The most high-profile target of expressing views in this area has been author JK Rowling who has challenged gender ideology, including the statement ‘people who menstruate’. Australian Prime Minister Scott Morrison was criticised in 2019 after saying transgender teens are being pressured by ‘identity politics’, as was a Tasmanian Liberal senator who defended women’s sport from pro-transgender policy. The UK broadcasting watchdog Ofcom has just widened its definition of hate speech to include intolerance of gender reassignment.

Respondents were also asked: “Should it be a crime to publicly state a belief that marriage should only be between a man and woman?” Only 12% of respondents think it should be a crime to publicly state this view, with 80% opposed. The remainder were undecided or refused to say. Once again, opposition was strong across all political allegiances.

Australian tennis great Margaret Court criticised Tennis Australia (TA) early last year following the Australian Open, saying the governing body had “discriminated” against her due to her opposition to gay marriage. And last month, a UK Labour MP resigned as the party’s shadow faith minister following comments about same-sex marriages and freedom of conscience for those who believe in the traditional definition.

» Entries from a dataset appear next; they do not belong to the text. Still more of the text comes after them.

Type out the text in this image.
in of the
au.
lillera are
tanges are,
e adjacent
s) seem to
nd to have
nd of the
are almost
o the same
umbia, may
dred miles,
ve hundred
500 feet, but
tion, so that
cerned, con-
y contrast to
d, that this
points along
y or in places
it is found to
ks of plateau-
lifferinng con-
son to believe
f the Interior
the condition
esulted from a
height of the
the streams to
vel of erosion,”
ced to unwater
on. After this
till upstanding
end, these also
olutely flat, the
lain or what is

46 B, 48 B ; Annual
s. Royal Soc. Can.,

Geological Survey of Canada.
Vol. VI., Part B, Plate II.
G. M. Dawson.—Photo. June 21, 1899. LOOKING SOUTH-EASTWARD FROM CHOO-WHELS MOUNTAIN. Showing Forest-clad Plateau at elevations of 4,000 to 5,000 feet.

In New Zealand, Labour’s 2020 election manifesto stated that “Labour will extend legal protections for groups that experience hate speech, including for reasons of religion, gender, disability or sexual orientation, by ensuring that we prohibit speech that is likely to incite others to feel hostility or contempt towards these groups under the Human Rights Act 1993.”

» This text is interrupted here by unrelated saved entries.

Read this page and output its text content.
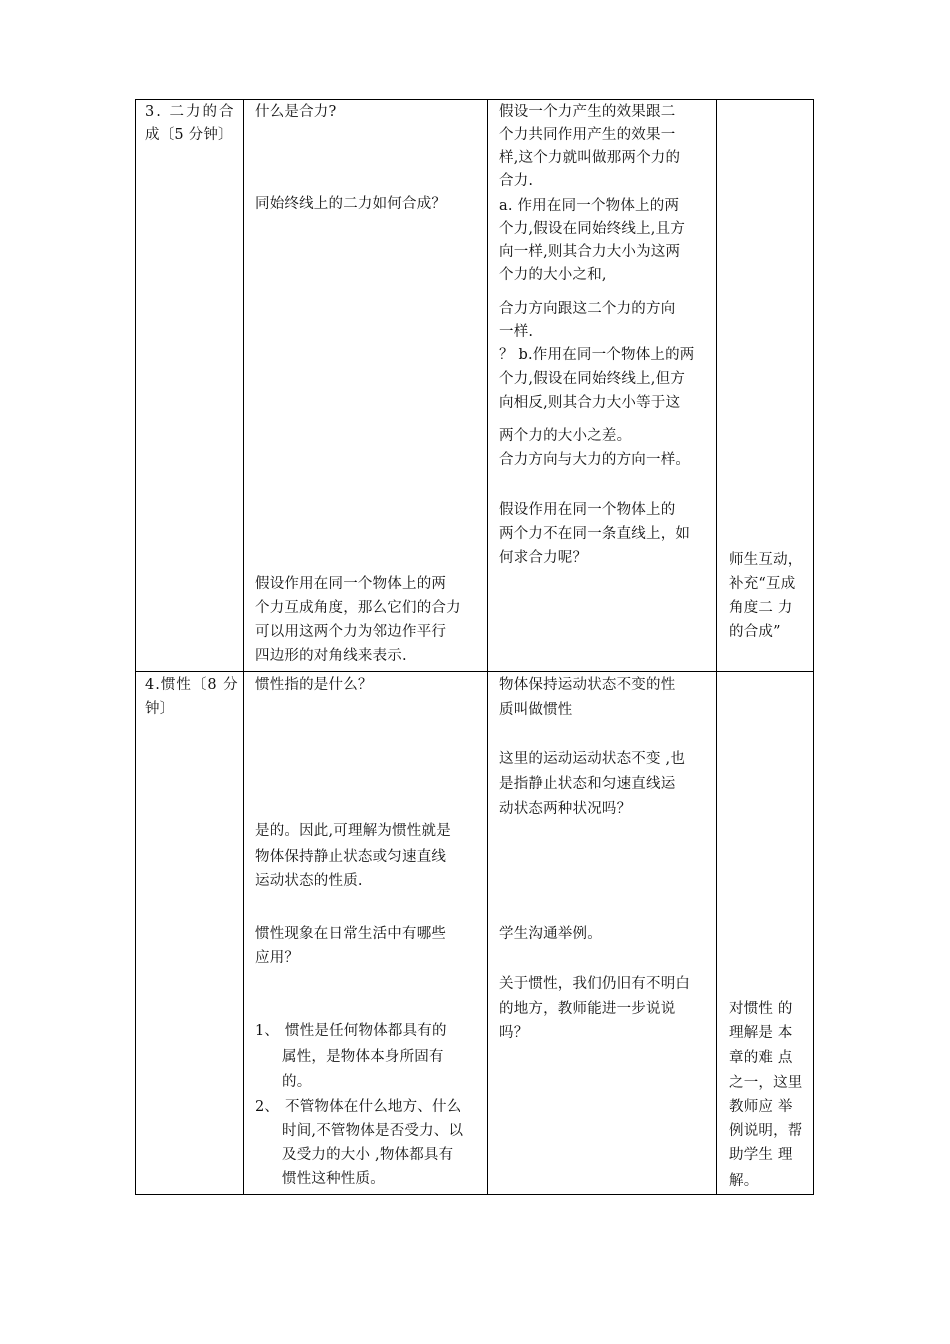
3. 二力的合
成〔5 分钟〕
什么是合力?
同始终线上的二力如何合成？
假设作用在同一个物体上的两
个力互成角度，那么它们的合力
可以用这两个力为邻边作平行
四边形的对角线来表示.
假设一个力产生的效果跟二
个力共同作用产生的效果一
样,这个力就叫做那两个力的
合力.
a. 作用在同一个物体上的两
个力,假设在同始终线上,且方
向一样,则其合力大小为这两
个力的大小之和,
合力方向跟这二个力的方向
一样.
？ b.作用在同一个物体上的两
个力,假设在同始终线上,但方
向相反,则其合力大小等于这
两个力的大小之差。
合力方向与大力的方向一样。
假设作用在同一个物体上的
两个力不在同一条直线上，如
何求合力呢？	师生互动，
补充“互成
角度二 力
的合成”
4.惯性〔8 分
钟〕
惯性指的是什么？
是的。因此,可理解为惯性就是
物体保持静止状态或匀速直线
运动状态的性质.
惯性现象在日常生活中有哪些
应用？
1、 惯性是任何物体都具有的
属性，是物体本身所固有
的。
2、 不管物体在什么地方、什么
时间,不管物体是否受力、以
及受力的大小 ,物体都具有
惯性这种性质。
物体保持运动状态不变的性
质叫做惯性
这里的运动运动状态不变 ,也
是指静止状态和匀速直线运
动状态两种状况吗？
学生沟通举例。
关于惯性，我们仍旧有不明白
的地方，教师能进一步说说
吗？
对惯性 的
理解是 本
章的难 点
之一，这里
教师应 举
例说明，帮
助学生 理
解。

As commentator Dr Muriel Newman recently stated – “So while the restrictions on free speech that Labour proposed last year were ostensibly to protect those ‘minority ethnic and religious communities’ who felt vulnerable in the aftermath of the Christchurch tragedy, what is now being planned is a significant expansion of hate speech protection to a number of other groups in society. In effect, what Labour is now proposing, will enshrine identity politics into law.

“This latest polling confirms that despite the country’s horror at the terrorist act in Christchurch and the grotesque ideology behind it, the Government does not have the support of New Zealanders for a radical transformation and expansion of ‘hate speech’ laws, and the government may actually alienate the very base that put them in power. The importance of freedom of expression and open debate in a civil society are ideals every New Zealander has an investment in – and will defend.

The nationwide poll which was commissioned by Family First NZ was carried out during December and has a margin of error of +/- 3.1%.